EDIT: I always used dev-util/android-sdk-update-manager not dev-util/android-tools

----------

## Eiji

@miket: thx, now I can see my device and access shell to it.

Can you link to a good tutorial about how to root my phone with these packages? I tried some tutorials, but can't do it.

----------

## miket

 *Eiji wrote:*   

> Can you link to a good tutorial about how to root my phone with these packages? I tried some tutorials, but can't do it.

 

The trouble with Android rooting is that there nothing even close to a consistent, clear-cut way to do it.  Sometimes a manufacturer is careless and ships the product already rooted.  Very often someone has found a vulnerability in the hardware or software that can be exploited in order to gain root access.  Sometimes the manufacturer of the device allows the user to alter the bootloader to open root access to the device.  There is no single path; it generally comes down to the luck of the draw.

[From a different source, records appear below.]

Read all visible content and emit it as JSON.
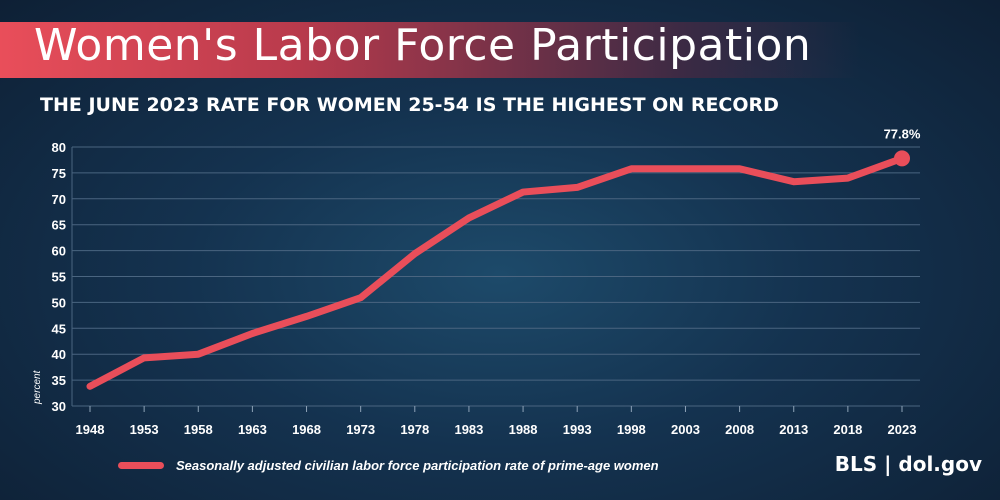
{
  "header": {
    "title": "Women's Labor Force Participation",
    "subtitle": "THE JUNE 2023 RATE FOR WOMEN 25-54 IS THE HIGHEST ON RECORD"
  },
  "footer": {
    "source": "BLS | dol.gov"
  },
  "colors": {
    "line": "#e94e5a",
    "grid": "#4a6580",
    "text": "#ffffff"
  },
  "chart_data": {
    "type": "line",
    "title": "Women's Labor Force Participation",
    "subtitle": "THE JUNE 2023 RATE FOR WOMEN 25-54 IS THE HIGHEST ON RECORD",
    "xlabel": "",
    "ylabel": "percent",
    "x": [
      1948,
      1953,
      1958,
      1963,
      1968,
      1973,
      1978,
      1983,
      1988,
      1993,
      1998,
      2003,
      2008,
      2013,
      2018,
      2023
    ],
    "ylim": [
      30,
      80
    ],
    "yticks": [
      30,
      35,
      40,
      45,
      50,
      55,
      60,
      65,
      70,
      75,
      80
    ],
    "grid": true,
    "legend_placement": "bottom-left",
    "series": [
      {
        "name": "Seasonally adjusted civilian labor force participation rate of prime-age women",
        "values": [
          33.8,
          39.3,
          40.0,
          44.0,
          47.3,
          50.9,
          59.4,
          66.3,
          71.3,
          72.2,
          75.8,
          75.8,
          75.8,
          73.3,
          74.0,
          77.8
        ]
      }
    ],
    "annotations": [
      {
        "x": 2023,
        "label": "77.8%"
      }
    ]
  }
}
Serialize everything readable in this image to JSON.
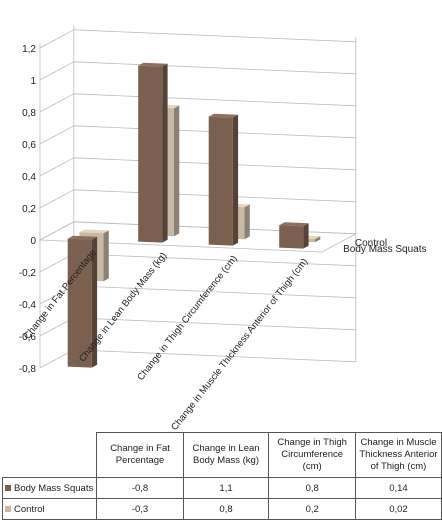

You've got a device I hadn't even heard of.  You'll have to do research.  Try doing internet searches mentioning your device name and the word "root".  Yes indeed, it may be that tools like adb could help you.  You could use it to load an .apk like Kingo or Superuser after having enabled loading by other sources (the command is adb install.)  On the other hand, your path to rooting might use some other tool.  All I can do at this point is wish you luck.

----------